Se subió a la camioneta de Danny, pero en lugar de ponerla en marcha cogió primero su teléfono móvil.
—Doctor Zeigler.
—Hola —saludó ella—. Soy la detective Lavoie. Quería darle las gracias por haberme llamado antes. Lamento que fuera un poco surrealista.
—La próxima vez —pidió él— no ponga el altavoz.
—Lo sé. Lo siento. La hermana de la víctima creyó por aquel entonces que ésta había huido. Enterarse de que fue asesinada ha sido un golpe bastante duro para ella.
—Por eso soy patólogo —confesó—. Es mucho más fácil tratar con los muertos que con los vivos.
—Me preguntaba si podría hacerme un favor más. ¿Sería posible obtener el ADN de los restos del feto?
—Teóricamente sí. ¿Por qué?
—Si le envío una muestra del otro hijo de la víctima, ¿podría decirme si los dos son del mismo padre?
—¿Se refiere al caso de Danny Markowicz?
—Exacto.
—Entonces no es necesario que me envíe una muestra. Mi oficina ha realizado algunas pruebas para su juez de instrucción local. Hay suficiente material excedente para procesar el ADN. Aunque tardará una semana por lo menos. Estamos bastante saturados de trabajo.
—Le agradeceré cualquier cosa que pueda hacer —repuso ella. Tomó nota mentalmente de mandarle una botella de whisky escocés y puso en marcha el motor.
La casa de Jimmy estaba en Florida, una diminuta aldea conocida principalmente por sus colinabos; los vecinos decían que era debido a la tierra. La ironía de semejante nombre aplicado a una ciudad de las montañas nevadas de Berkshire no le pasaba a nadie por alto: todos los años el periódico local hacía una foto del cartel BIENVENIDO A FLORIDA con carámbanos y la publicaba en primera plana como si fuera una broma novedosa.
Tenía suerte de conducir la camioneta de Danny mientras subía lo que debía de ser el camino de acceso a la casa de Jímmy, un pronunciado camino de tierra repleto de piedras y baches. Estacionó la camioneta junto a la de Jimmy, todavía a considerable distancia de la casa ubicada encima de una larga y empinada escalera de madera.
Se puso a comprobar su aspecto en el espejo retrovisor: pelo impecable, pintalabios intacto, nada notorio entre los dientes.

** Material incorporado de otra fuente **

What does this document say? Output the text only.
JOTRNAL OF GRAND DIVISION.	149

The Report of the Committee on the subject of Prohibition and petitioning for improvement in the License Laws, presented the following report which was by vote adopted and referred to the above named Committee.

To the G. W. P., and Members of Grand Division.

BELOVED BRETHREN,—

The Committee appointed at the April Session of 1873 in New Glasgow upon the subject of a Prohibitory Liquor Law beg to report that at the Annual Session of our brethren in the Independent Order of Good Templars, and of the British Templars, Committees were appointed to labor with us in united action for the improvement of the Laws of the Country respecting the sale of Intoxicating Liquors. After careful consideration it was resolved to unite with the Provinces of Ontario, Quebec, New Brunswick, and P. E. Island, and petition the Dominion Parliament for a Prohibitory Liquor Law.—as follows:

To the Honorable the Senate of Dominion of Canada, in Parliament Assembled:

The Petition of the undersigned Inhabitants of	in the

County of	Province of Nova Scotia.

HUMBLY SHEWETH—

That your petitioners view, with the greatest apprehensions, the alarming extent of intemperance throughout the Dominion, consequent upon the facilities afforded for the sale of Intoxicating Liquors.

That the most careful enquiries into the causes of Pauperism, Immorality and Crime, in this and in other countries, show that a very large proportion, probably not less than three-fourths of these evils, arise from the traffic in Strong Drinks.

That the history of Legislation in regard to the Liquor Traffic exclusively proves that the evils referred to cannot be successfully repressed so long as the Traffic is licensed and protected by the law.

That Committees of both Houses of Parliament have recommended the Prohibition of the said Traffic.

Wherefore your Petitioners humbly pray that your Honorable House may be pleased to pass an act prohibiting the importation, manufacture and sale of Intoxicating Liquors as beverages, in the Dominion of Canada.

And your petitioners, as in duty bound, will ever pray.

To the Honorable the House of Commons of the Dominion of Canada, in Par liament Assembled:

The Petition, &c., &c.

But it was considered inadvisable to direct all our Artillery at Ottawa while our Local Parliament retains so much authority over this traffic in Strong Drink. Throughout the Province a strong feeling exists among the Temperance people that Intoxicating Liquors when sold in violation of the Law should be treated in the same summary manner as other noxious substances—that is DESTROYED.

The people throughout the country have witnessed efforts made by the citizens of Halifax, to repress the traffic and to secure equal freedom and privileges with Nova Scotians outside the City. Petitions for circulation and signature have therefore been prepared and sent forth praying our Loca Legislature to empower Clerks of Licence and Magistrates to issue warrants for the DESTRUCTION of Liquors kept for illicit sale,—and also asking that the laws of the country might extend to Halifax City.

Estaba todo lo bien que podía estar.
Bajó de la camioneta y se dirigió hacia la casa; unos focos fijados en los árboles iluminaban la oscuridad. No sabía con seguridad qué pasaría esta noche, pero su instinto le decía que estaba exactamente donde tenía que estar.
Sin embargo, por lo visto se equivocó. Nada más poner un pie en el primer escalón notó el cuchillo en su garganta.